POLICY Analysis identifies consensus recommendations for federal biomedical science support | July 27, 2015 Issue - Vol. 93 Issue 30 | Chemical & Engineering News
Volume 93 Issue 30 | p. 11 | News of The Week
Issue Date: July 27, 2015

Policy: Analysis identifies consensus recommendations for federal biomedical science support

Department: Government & Policy
Keywords: Science policy, recommendations, PNAS, ASBMB

Every few months it seems like a panel of experts releases a report that makes recommendations on how to help the science community as it struggles with an era of declining federal budgets.

Now, an analysis of hundreds of recommendations on boosting science support made since 2012 identifies areas of agreement among these expert panels (Proc. Natl. Acad. Sci. USA 2015, DOI:10.1073/pnas.1509901112).

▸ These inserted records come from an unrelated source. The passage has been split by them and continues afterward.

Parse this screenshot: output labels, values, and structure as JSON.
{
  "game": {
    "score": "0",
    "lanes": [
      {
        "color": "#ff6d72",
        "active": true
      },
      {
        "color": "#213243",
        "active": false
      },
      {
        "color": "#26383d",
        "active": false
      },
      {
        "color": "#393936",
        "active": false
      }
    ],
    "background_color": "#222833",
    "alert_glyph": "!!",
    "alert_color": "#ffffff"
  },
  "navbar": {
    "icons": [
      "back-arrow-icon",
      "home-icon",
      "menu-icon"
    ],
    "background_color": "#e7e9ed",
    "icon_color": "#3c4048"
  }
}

“A lot of people were saying the same things, but there wasn’t a lot of cross talk between groups,” says Christopher L. Pickett of the American Society for Biochemistry & Molecular Biology. “We want to figure out how to chart a path forward.”

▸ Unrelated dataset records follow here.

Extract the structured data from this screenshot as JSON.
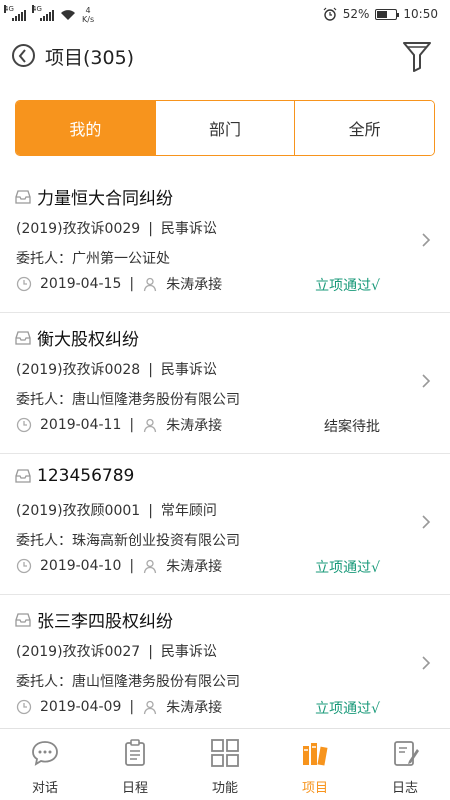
{
  "status_bar": {
    "sim1": "4G",
    "sim2": "4G",
    "speed_value": "4",
    "speed_unit": "K/s",
    "battery": "52%",
    "battery_level": 0.52,
    "time": "10:50"
  },
  "header": {
    "title": "项目(305)"
  },
  "segments": [
    {
      "label": "我的",
      "active": true
    },
    {
      "label": "部门",
      "active": false
    },
    {
      "label": "全所",
      "active": false
    }
  ],
  "items": [
    {
      "title": "力量恒大合同纠纷",
      "case_no": "(2019)孜孜诉0029",
      "case_type": "民事诉讼",
      "client": "委托人：广州第一公证处",
      "date": "2019-04-15",
      "handler": "朱涛承接",
      "status": "立项通过√",
      "status_kind": "ok"
    },
    {
      "title": "衡大股权纠纷",
      "case_no": "(2019)孜孜诉0028",
      "case_type": "民事诉讼",
      "client": "委托人：唐山恒隆港务股份有限公司",
      "date": "2019-04-11",
      "handler": "朱涛承接",
      "status": "结案待批",
      "status_kind": "pending"
    },
    {
      "title": "123456789",
      "case_no": "(2019)孜孜顾0001",
      "case_type": "常年顾问",
      "client": "委托人：珠海高新创业投资有限公司",
      "date": "2019-04-10",
      "handler": "朱涛承接",
      "status": "立项通过√",
      "status_kind": "ok"
    },
    {
      "title": "张三李四股权纠纷",
      "case_no": "(2019)孜孜诉0027",
      "case_type": "民事诉讼",
      "client": "委托人：唐山恒隆港务股份有限公司",
      "date": "2019-04-09",
      "handler": "朱涛承接",
      "status": "立项通过√",
      "status_kind": "ok"
    }
  ],
  "bottom_nav": [
    {
      "label": "对话",
      "icon": "chat-bubble-icon",
      "active": false
    },
    {
      "label": "日程",
      "icon": "clipboard-icon",
      "active": false
    },
    {
      "label": "功能",
      "icon": "grid-icon",
      "active": false
    },
    {
      "label": "项目",
      "icon": "folders-icon",
      "active": true
    },
    {
      "label": "日志",
      "icon": "notebook-pen-icon",
      "active": false
    }
  ],
  "colors": {
    "accent": "#f7941d",
    "status_ok": "#1a9a7a"
  }
}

The authors examined nine reports on biomedical science policy by groups including the National Research Council that together offered 267 recommendations. Eight appeared in more than half of the reports.

A majority of the reports agree that the federal government should increase science funding and make it more predictable. In addition, the reports agree that government should remove regulatory hurdles such as conflicting paperwork requirements for grants and reviews by multiple institutional review boards. In addition, agencies should boost salaries for postdocs, train all students for a wider breadth of careers, and expand the use of non-tenure-track staff scientists.

The meta-analysis is useful, and it calls for action, according to Howard H. Garrison, deputy executive director at the Federation of American Societies for Experimental Biology, which released one of the reports included in the study.But even with consensus on the recommendations, turning these ideas into action is likely to be difficult, Garrison says.